I will not advise you to abstain bcos you won’t but use condom when doing it! Like I would advise, if you can’t get condom, improvise with poIythene bag in order to save generations. If one transfers the dreaded disease to his or her spouse, the future of the children is doomed!

The ‘thing’ is there o. I often think that it is not bcos condoms are inaccessible and unaffordable which is giving rise to the infections o; but it is bcos sometimes one has the condoms alright but looks at the ‘meat’ and says as for this one di33333 it is better eaten ‘uncooked’ than cooked. You cannot tell whether the ‘thing’ is in it o. Remember sin fascinates and assassinates! AIDS is real.

Only God we pray to support us in praying and guiding the new generation. Me kraaa where do I go to Church? I don’t even know. Don’t forget I was once a Pentecost member wai, courtesy a certain lady bi. I stopped going to that church when she refused to give in to my immoral advances. Later I started attending another church where some of the ladies were a bit ‘considerate’.

Even that one, I stopped after the eyi and now I don’t even know where I belong! It’s been about 21 years now and any time I see that Pencost lady who is married now, I have so much respect for her. She refused me when she was single and a young lady because of her strong training and discipline at home, maybe. Her morality level is about 1000%.

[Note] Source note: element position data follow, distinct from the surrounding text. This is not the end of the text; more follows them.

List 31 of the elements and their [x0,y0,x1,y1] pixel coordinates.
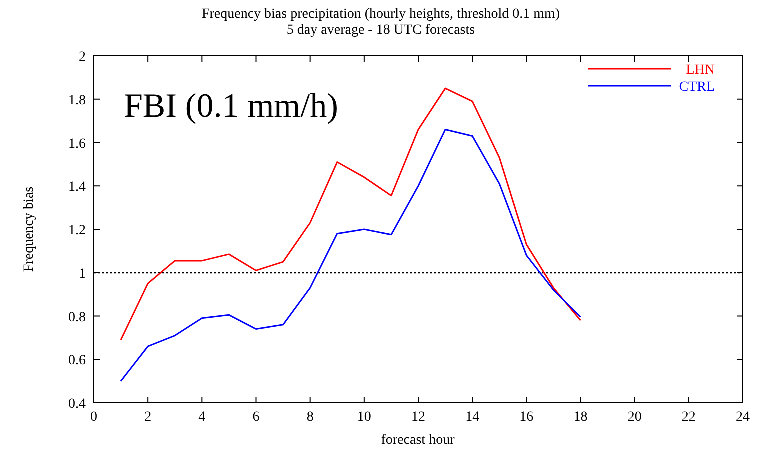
y-tick-label: 1.4 [68,180,86,196]
text: CTRL [679,80,715,95]
x-tick-label: 24 [736,410,750,425]
x-tick-label: 18 [574,410,588,425]
y-tick-label: 1.6 [68,136,86,152]
chart-subtitle: 5 day average - 18 UTC forecasts [286,23,476,38]
x-tick-label: 6 [252,410,260,425]
x-tick-label: 0 [90,410,98,425]
line-series [120,88,582,341]
y-tick-label: 2 [79,50,86,65]
chart-title: Frequency bias precipitation (hourly heights, threshold 0.1 mm) [202,7,560,22]
line-series [120,128,582,382]
x-tick-label: 16 [520,410,534,425]
x-tick-label: 20 [628,410,642,425]
x-tick-label: 4 [198,410,206,425]
x-axis-title: forecast hour [381,433,456,448]
x-tick-label: 8 [306,410,314,425]
y-tick-label: 0.4 [68,397,86,412]
x-tick-label: 12 [412,410,426,425]
y-tick-label: 0.8 [68,310,86,326]
x-tick-label: 2 [144,410,152,425]
y-axis-title: Frequency bias [22,186,37,272]
y-tick-label: 1 [79,266,86,282]
y-tick-label: 1.8 [68,93,86,108]
x-tick-label: 10 [357,410,372,425]
x-tick-label: 22 [682,410,696,425]
annotation: FBI (0.1 mm/h) [124,88,338,125]
y-tick-label: 0.6 [68,354,86,369]
y-tick-label: 1.2 [68,224,86,238]
text: LHN [686,63,715,78]
x-tick-label: 14 [466,410,480,425]
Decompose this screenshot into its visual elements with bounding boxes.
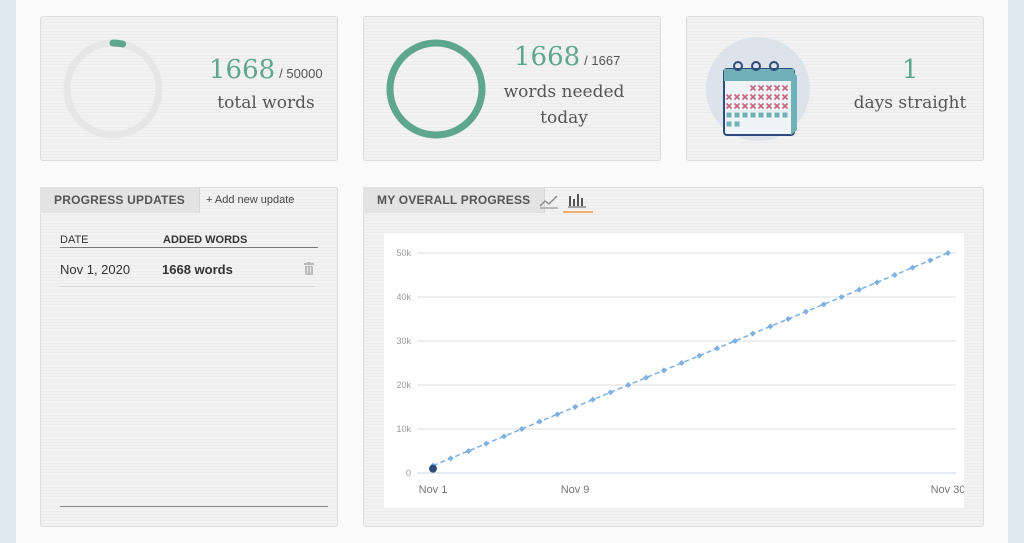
row-divider xyxy=(60,286,315,287)
target-point[interactable] xyxy=(927,257,934,264)
target-point[interactable] xyxy=(767,323,774,330)
y-tick-label: 0 xyxy=(406,468,411,478)
column-header-date: DATE xyxy=(60,234,89,246)
y-tick-label: 10k xyxy=(396,424,411,434)
target-point[interactable] xyxy=(856,286,863,293)
today-words-value: 1668/ 1667 xyxy=(514,42,621,72)
y-tick-label: 50k xyxy=(396,248,411,258)
progress-chart: 0 10k 20k 30k 40k 50k Nov 1 Nov 9 Nov 30 xyxy=(396,248,965,496)
target-point[interactable] xyxy=(625,382,632,388)
target-point[interactable] xyxy=(714,345,721,352)
target-point[interactable] xyxy=(678,360,685,366)
add-update-link[interactable]: + Add new update xyxy=(206,194,295,206)
tab-progress-updates[interactable]: PROGRESS UPDATES xyxy=(40,187,200,213)
target-point[interactable] xyxy=(838,294,845,300)
dashboard: 1668/ 50000 total words 1668/ 1667 words… xyxy=(16,0,1008,543)
words-needed-label: words needed today xyxy=(503,82,625,128)
calendar-icon xyxy=(706,37,810,141)
y-tick-label: 20k xyxy=(396,380,411,390)
y-tick-label: 40k xyxy=(396,292,411,302)
words-needed-card: 1668/ 1667 words needed today xyxy=(363,16,661,161)
x-tick-label: Nov 9 xyxy=(561,484,590,496)
overall-progress-panel: MY OVERALL PROGRESS 0 10k 20k 30k 40k 50k Nov … xyxy=(363,187,984,527)
target-point[interactable] xyxy=(572,404,579,410)
x-tick-label: Nov 1 xyxy=(419,484,448,496)
target-point[interactable] xyxy=(731,338,738,344)
header-divider xyxy=(60,247,318,248)
actual-point[interactable] xyxy=(429,464,437,473)
column-header-added-words: ADDED WORDS xyxy=(163,234,248,246)
y-tick-label: 30k xyxy=(396,336,411,346)
target-point[interactable] xyxy=(501,433,508,440)
target-point[interactable] xyxy=(802,308,809,315)
bar-chart-icon[interactable] xyxy=(567,192,587,208)
active-tab-underline xyxy=(563,211,593,213)
today-progress-ring xyxy=(386,39,486,139)
target-point[interactable] xyxy=(785,316,792,322)
target-point[interactable] xyxy=(909,264,916,271)
target-point[interactable] xyxy=(536,418,543,425)
target-point[interactable] xyxy=(589,396,596,403)
target-point[interactable] xyxy=(660,367,667,374)
total-words-value: 1668/ 50000 xyxy=(209,55,323,85)
delete-icon[interactable] xyxy=(303,262,315,275)
progress-updates-panel: PROGRESS UPDATES + Add new update DATE A… xyxy=(40,187,338,527)
chart-area: 0 10k 20k 30k 40k 50k Nov 1 Nov 9 Nov 30 xyxy=(384,233,965,508)
total-words-goal: / 50000 xyxy=(279,66,323,81)
target-point[interactable] xyxy=(891,272,898,278)
row-date: Nov 1, 2020 xyxy=(60,262,131,277)
target-point[interactable] xyxy=(447,455,454,462)
table-footer-divider xyxy=(60,506,328,507)
target-point[interactable] xyxy=(554,411,561,418)
today-words-goal: / 1667 xyxy=(584,53,621,68)
streak-value: 1 xyxy=(902,55,919,85)
target-point[interactable] xyxy=(518,426,525,432)
target-point[interactable] xyxy=(749,330,756,337)
target-point[interactable] xyxy=(483,440,490,447)
target-point[interactable] xyxy=(873,279,880,286)
target-point[interactable] xyxy=(465,448,472,454)
streak-card: 1 days straight xyxy=(686,16,984,161)
target-series-line xyxy=(432,252,949,467)
line-chart-icon[interactable] xyxy=(539,193,559,209)
row-words: 1668 words xyxy=(162,262,233,277)
target-point[interactable] xyxy=(607,389,614,396)
target-point[interactable] xyxy=(696,352,703,359)
target-point[interactable] xyxy=(820,301,827,308)
tab-overall-progress[interactable]: MY OVERALL PROGRESS xyxy=(363,187,546,213)
total-progress-ring xyxy=(63,39,163,139)
streak-label: days straight xyxy=(853,93,967,113)
target-point[interactable] xyxy=(945,250,951,256)
target-point[interactable] xyxy=(643,374,650,381)
total-words-label: total words xyxy=(217,93,315,113)
total-words-card: 1668/ 50000 total words xyxy=(40,16,338,161)
x-tick-label: Nov 30 xyxy=(931,484,964,496)
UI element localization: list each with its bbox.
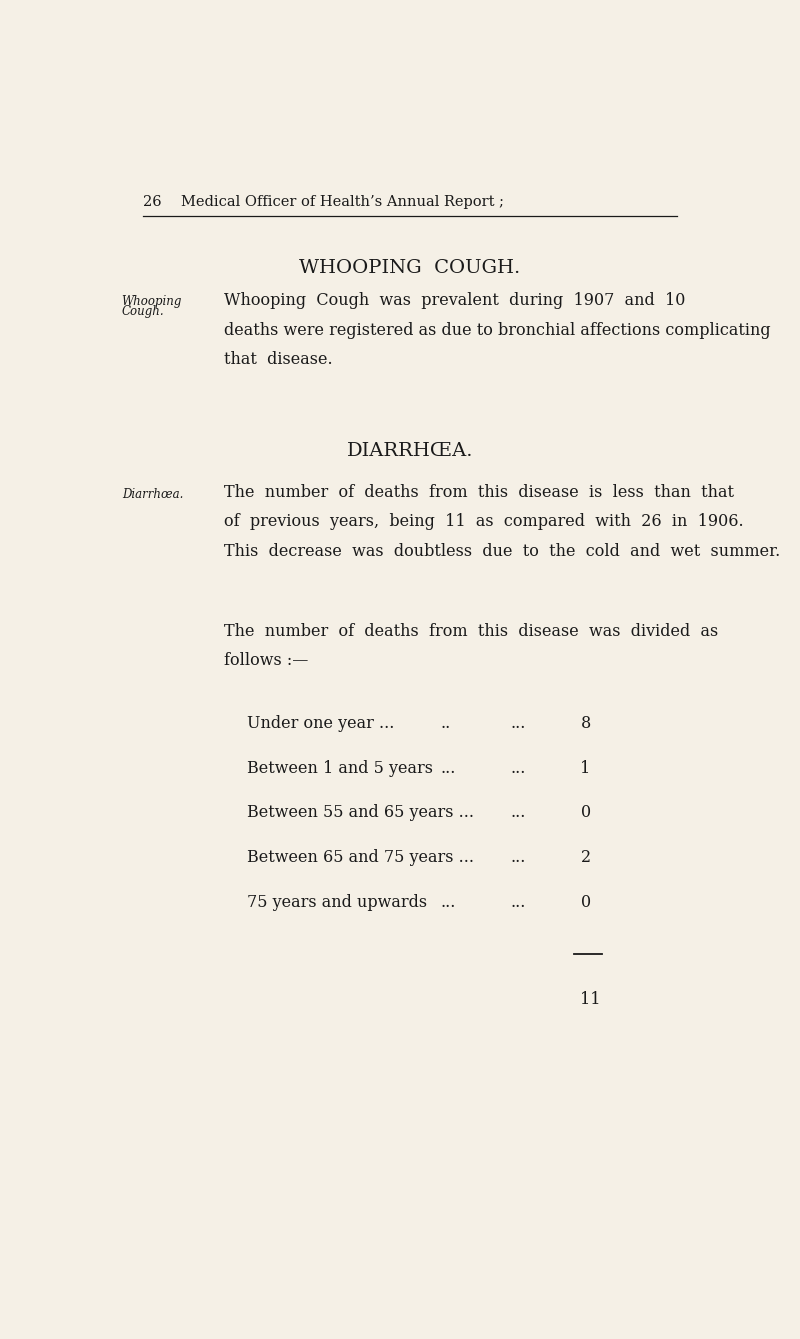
Text: 75 years and upwards: 75 years and upwards: [247, 893, 427, 911]
Text: follows :—: follows :—: [224, 652, 308, 670]
Text: 1: 1: [581, 759, 590, 777]
Text: that  disease.: that disease.: [224, 351, 333, 368]
Text: ...: ...: [510, 849, 526, 866]
Text: 26: 26: [142, 195, 162, 209]
Text: The  number  of  deaths  from  this  disease  is  less  than  that: The number of deaths from this disease i…: [224, 485, 734, 501]
Text: ...: ...: [510, 715, 526, 732]
Text: Whooping  Cough  was  prevalent  during  1907  and  10: Whooping Cough was prevalent during 1907…: [224, 292, 686, 309]
Text: deaths were registered as due to bronchial affections complicating: deaths were registered as due to bronchi…: [224, 321, 770, 339]
Text: ...: ...: [510, 893, 526, 911]
Text: ...: ...: [441, 893, 456, 911]
Text: Between 1 and 5 years: Between 1 and 5 years: [247, 759, 434, 777]
Text: ...: ...: [510, 805, 526, 821]
Text: ...: ...: [510, 759, 526, 777]
Text: WHOOPING  COUGH.: WHOOPING COUGH.: [299, 260, 521, 277]
Text: 8: 8: [581, 715, 590, 732]
Text: Under one year ...: Under one year ...: [247, 715, 394, 732]
Text: DIARRHŒA.: DIARRHŒA.: [346, 442, 474, 459]
Text: This  decrease  was  doubtless  due  to  the  cold  and  wet  summer.: This decrease was doubtless due to the c…: [224, 542, 780, 560]
Text: 11: 11: [581, 991, 601, 1008]
Text: Between 55 and 65 years ...: Between 55 and 65 years ...: [247, 805, 474, 821]
Text: Cough.: Cough.: [122, 305, 164, 319]
Text: ..: ..: [441, 715, 451, 732]
Text: The  number  of  deaths  from  this  disease  was  divided  as: The number of deaths from this disease w…: [224, 623, 718, 640]
Text: Between 65 and 75 years ...: Between 65 and 75 years ...: [247, 849, 474, 866]
Text: Whooping: Whooping: [122, 295, 182, 308]
Text: 0: 0: [581, 805, 590, 821]
Text: 2: 2: [581, 849, 590, 866]
Text: ...: ...: [441, 759, 456, 777]
Text: of  previous  years,  being  11  as  compared  with  26  in  1906.: of previous years, being 11 as compared …: [224, 513, 744, 530]
Text: Medical Officer of Health’s Annual Report ;: Medical Officer of Health’s Annual Repor…: [182, 195, 504, 209]
Text: Diarrhœa.: Diarrhœa.: [122, 487, 183, 501]
Text: 0: 0: [581, 893, 590, 911]
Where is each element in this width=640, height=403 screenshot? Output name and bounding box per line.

Some of those who gave in di3333, abeg, let me walk past because they had been ‘generous’ to me. We guys are bad o. If a lady is ‘generous’ so easily…hmmm! Be guided, some of my young lady friends!

While wishing you the best of the weekend and reminding about the fact that ‘sin fascinates and assassinates’, I want to ask o: where in this abstract have you read anything about a pastor’s side chic? He is holy and can never do an unholy thing like that. Amen?